When Tashonty Toney got behind the wheel of his vehicle on March 2 and plowed into a crowd of bicyclists, killing two and badly injuring others, he changed the lives of so many, including his own.
Monday, Toney agreed to plead guilty to two counts of vehicular homicide for the deaths of Sharree Walls and David Hynes, ending a dispute over his blood alcohol level at the time of the deadly crash.
He will be sentenced Tuesday, but on Monday, friends and relatives of the deceased and some of the victims who lived (whose lives were permanently altered) had a chance to have their say.
If they have their way, Toney would be looking at the longer end of the maximum 30-year sentence for each of the counts.
“I curse you Tashonty Toney. You are cursed,” fumed Catherine Holmes, who suffers from a permanent spinal injury after she was struck by Toney’s vehicle.
Most of those who took the stand to tell Toney and the court about the pain they have been dealing with asked for him to get the maximum sentence he could receive.
Toney will get between 5-30 years for each of the two negligent homicide charges.
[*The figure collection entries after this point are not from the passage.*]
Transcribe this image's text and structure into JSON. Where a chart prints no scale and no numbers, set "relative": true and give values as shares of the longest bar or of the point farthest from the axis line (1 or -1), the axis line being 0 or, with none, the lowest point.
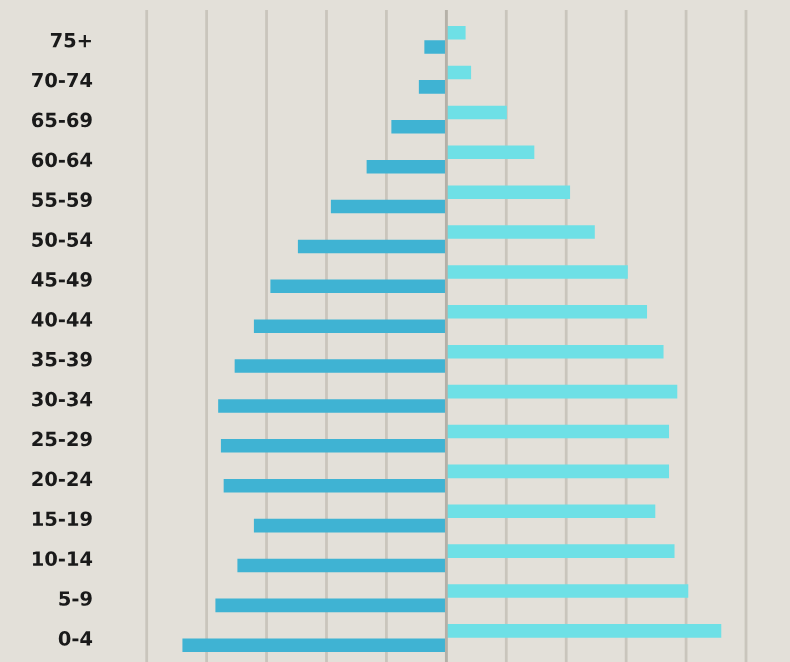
{
  "chart_data": {
    "type": "bar",
    "orientation": "horizontal",
    "relative": true,
    "grid": "x",
    "legend": false,
    "tick_labels": "y",
    "categories": [
      "75+",
      "70-74",
      "65-69",
      "60-64",
      "55-59",
      "50-54",
      "45-49",
      "40-44",
      "35-39",
      "30-34",
      "25-29",
      "20-24",
      "15-19",
      "10-14",
      "5-9",
      "0-4"
    ],
    "series": [
      {
        "color": "#3fb3d3",
        "values": [
          -0.08,
          -0.1,
          -0.2,
          -0.29,
          -0.42,
          -0.54,
          -0.64,
          -0.7,
          -0.77,
          -0.83,
          -0.82,
          -0.81,
          -0.7,
          -0.76,
          -0.84,
          -0.96
        ]
      },
      {
        "color": "#6ee0e6",
        "values": [
          0.07,
          0.09,
          0.22,
          0.32,
          0.45,
          0.54,
          0.66,
          0.73,
          0.79,
          0.84,
          0.81,
          0.81,
          0.76,
          0.83,
          0.88,
          1
        ]
      }
    ]
  }
}
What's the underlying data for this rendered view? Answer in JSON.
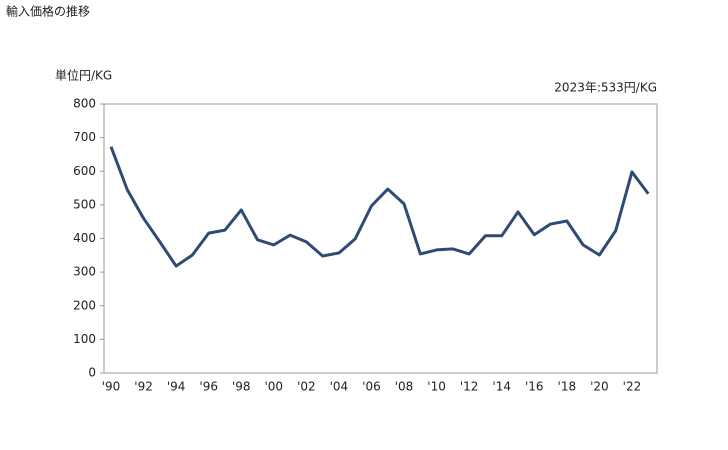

They will be served consecutively, meaning he'll be in prison a minimum of 10 years total, plus the possibility of more time for another 12 charges he pleaded to committing that night.
“I would hope the judge would give you, the villain that you are, the max allowable under the law,” said Charles Williams, the uncle of 27-year-old Walls, an Ivy League graduate killed in the crash. “The impact is that we will never, ever recover from this. This is never-ending sadness.”
Also killed was 31-year-old Hynes. His mother said the devastation has not lessened over the seven and a half months since her life was turned upside down.
“Though I’ve committed no crime, I’ve been given a sentence of life without my sweet David," she said.
While many in the courtroom were moved to tears, Toney sat impassively staring ahead.
“She was taken too soon,” said Lois Benjamin, Walls’ mother. “I haven’t heard a second of remorse. I do not believe Tashonty Toney is sorry.”
The defense is expected to call a single witness, a medical doctor, to testify. It is uncertain if Toney will make any comment.
Judge Laurie White will hand down the sentence soon thereafter.